Elon Musk and Twitter are now facing class action lawsuits over the takeover deal that may or may not still be on the table. Mike Papantonio & Farron Cousins discuss more.

Transcript:

*This transcript was generated by a third-party transcription software company, so please excuse any typos.

Mike Papantonio:             Elon Musk and Twitter are now facing class action lawsuits over the takeover deal that may or may not be on the table. Can I tell you something, Elon Musk wins here. I mean, if I’m.

Farron Cousins:                  Really?

Mike Papantonio:             If I’m, oh yeah. If I’m looking at this case, he wins. Not to say that’s a good or bad thing, but I mean, it’s pretty clear. Here, here’s the way I see it. Twitter goes in and they don’t disclose everything. I mean, they, he’s supposed to do due diligence. They’re supposed to disclose the bots. They’re supposed to disclose these huge numbers that are just fake numbers. And so whether it’s right or wrong, he’s got a pretty good defense here. He’s got a pretty good attack on saying I pulled out because they weren’t telling me the truth. Now there’s a lot of other reasons he pulled out and talk about those reasons.

Farron Cousins:                  Well, yeah. I mean, Tesla’s stock is, you know, absolutely just on this downward spiral, which is really bad for him.

Mike Papantonio:             Yeah.

Farron Cousins:                  And Tesla still being a public company that board could force him out if it continues to go down, which of course happened with the whole Twitter thing. But Elon Musk as part of this, you know, agreement that they had, had actually, according to some reports waived his due diligence, said I’m willing to go with as is, let’s do this. And then all, the lawsuit, which actually filed by a good friend of ours.

Mike Papantonio:             Mm-hmm.

Farron Cousins:                  Their, their law firm.

Mike Papantonio:             Mm-hmm.

Farron Cousins:                  Very talented folks. But they’re saying, the lawsuit says, what he’s done by bringing all of this public, by lowering Twitter stock price, by basically exposing, hey, it’s like 20% bots out here. These aren’t real people. That’s gonna drive money away. And by lowering the price, it helps leverage the Tesla stock drop, which is what he used to back up.

Mike Papantonio:             Collateral.

Farron Cousins:                  The loan. Yeah.

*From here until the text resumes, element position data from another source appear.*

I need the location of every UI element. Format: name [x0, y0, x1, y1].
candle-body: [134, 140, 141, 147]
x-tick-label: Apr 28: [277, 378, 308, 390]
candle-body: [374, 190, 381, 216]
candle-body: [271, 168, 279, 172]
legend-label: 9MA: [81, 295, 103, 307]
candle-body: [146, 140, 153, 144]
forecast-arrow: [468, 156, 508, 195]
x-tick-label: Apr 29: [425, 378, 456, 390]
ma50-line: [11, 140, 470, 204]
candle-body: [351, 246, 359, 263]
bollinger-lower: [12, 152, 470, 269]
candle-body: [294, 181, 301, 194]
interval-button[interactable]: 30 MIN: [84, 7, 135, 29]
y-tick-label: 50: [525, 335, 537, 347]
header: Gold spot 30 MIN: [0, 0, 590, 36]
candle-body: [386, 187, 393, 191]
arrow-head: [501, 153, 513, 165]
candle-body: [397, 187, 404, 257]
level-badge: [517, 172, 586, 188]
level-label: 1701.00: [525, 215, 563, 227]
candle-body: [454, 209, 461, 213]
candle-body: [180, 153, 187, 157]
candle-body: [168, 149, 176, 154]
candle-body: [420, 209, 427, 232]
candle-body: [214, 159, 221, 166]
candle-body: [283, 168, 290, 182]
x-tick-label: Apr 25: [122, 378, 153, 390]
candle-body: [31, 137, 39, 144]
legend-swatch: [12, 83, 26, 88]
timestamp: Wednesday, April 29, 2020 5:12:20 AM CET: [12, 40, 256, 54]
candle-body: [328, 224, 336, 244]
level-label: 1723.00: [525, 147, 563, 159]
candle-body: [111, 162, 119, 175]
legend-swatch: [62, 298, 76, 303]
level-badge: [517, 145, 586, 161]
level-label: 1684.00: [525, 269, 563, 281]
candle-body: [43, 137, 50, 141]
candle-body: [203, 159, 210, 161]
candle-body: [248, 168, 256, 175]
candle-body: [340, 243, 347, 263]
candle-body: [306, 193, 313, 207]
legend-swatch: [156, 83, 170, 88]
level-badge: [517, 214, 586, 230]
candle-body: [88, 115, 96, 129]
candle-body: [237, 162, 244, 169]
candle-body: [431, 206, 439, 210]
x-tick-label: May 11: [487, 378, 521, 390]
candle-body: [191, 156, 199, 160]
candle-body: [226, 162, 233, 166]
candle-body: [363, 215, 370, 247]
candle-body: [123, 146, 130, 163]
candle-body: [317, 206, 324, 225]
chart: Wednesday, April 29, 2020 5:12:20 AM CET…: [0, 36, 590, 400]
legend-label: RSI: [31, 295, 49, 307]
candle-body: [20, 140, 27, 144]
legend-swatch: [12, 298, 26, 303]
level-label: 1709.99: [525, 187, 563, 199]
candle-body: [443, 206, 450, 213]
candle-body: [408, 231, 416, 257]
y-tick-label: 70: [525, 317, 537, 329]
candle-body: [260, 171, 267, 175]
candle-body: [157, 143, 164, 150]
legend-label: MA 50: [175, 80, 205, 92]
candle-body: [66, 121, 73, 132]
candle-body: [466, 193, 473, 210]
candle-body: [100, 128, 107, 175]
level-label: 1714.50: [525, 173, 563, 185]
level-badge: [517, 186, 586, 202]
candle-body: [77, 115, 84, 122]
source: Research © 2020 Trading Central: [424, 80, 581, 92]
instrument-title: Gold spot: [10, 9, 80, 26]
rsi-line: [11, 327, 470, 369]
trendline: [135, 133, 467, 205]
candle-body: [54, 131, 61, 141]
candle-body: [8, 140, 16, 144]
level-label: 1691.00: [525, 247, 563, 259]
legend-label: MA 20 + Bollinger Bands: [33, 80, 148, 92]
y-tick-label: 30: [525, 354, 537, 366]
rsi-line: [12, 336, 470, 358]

Mike Papantonio:             It was collateral. Yeah.

Farron Cousins:                  So it’s a really, it’s, it’s fairly complicated for people to really understand, but it’s, it’s a up uphill battle for sure.

Mike Papantonio:             The, the risk, the risk that Twitter has here is there’s gonna be a lot of exposure. He’s gonna say, there’s gonna be depositions and the depositions are gonna show, it’s not just the bots that they were lying about. They’re trying to make this look like it was bigger than it was. And I get it. You know, he says that yeah, where I’m gonna wave, he didn’t wave due diligence totally. He waved some aspects of due diligence. And if you find that the company is just covering, covering stuff up and he goes into a deal and thinks it’s a deal, whether it’s right or wrong.

Farron Cousins:                  Right.

Mike Papantonio:             I’m not just, I’m not saying he’s right. I’m saying it’s a pretty darn good attack. And you’ll, you’re gonna see that, that attack develop stronger and stronger.

Farron Cousins:                  Well, so, and I ask you this, because you know a heck of a lot more than I do obviously, does it come down to what the intent was? Because obviously if he’s, because we know he tweeted out like, oh no, I just found out it’s 20% bots. Well, if that was information that Twitter had and it was, you know, corporate secrets or however they classify that and then he tweets it out publicly, one, he didn’t have to tweet it publicly.

Mike Papantonio:             Right.

Farron Cousins:                  So.

Mike Papantonio:             That affected, that affected Twitter.

Farron Cousins:                  Right. So.

Mike Papantonio:             That’s.

Farron Cousins:                  Is the intent there? Like, if you can prove with that tweet.

Mike Papantonio:             No, I think. Yeah. If you say he did this to, to crash the Twitter stock, you know, I, I, yeah, that’s a good argument and you certainly can use it. But here’s what I’m trying to say to you. When discovery begins and they start kicking over all the rotted logs about Twitter, it’s gonna be a lot of pressure. You, you think about shares dropping, buddy. They’re gonna, they’re gonna drop like a, like an anvil out of the sky.

Farron Cousins:                  Well they need to do that with all the other ones too.

Mike Papantonio:             Yeah.

Farron Cousins:                  I would love to see those numbers as well.

Mike Papantonio:             It’s, some of it’s just fantasy, man.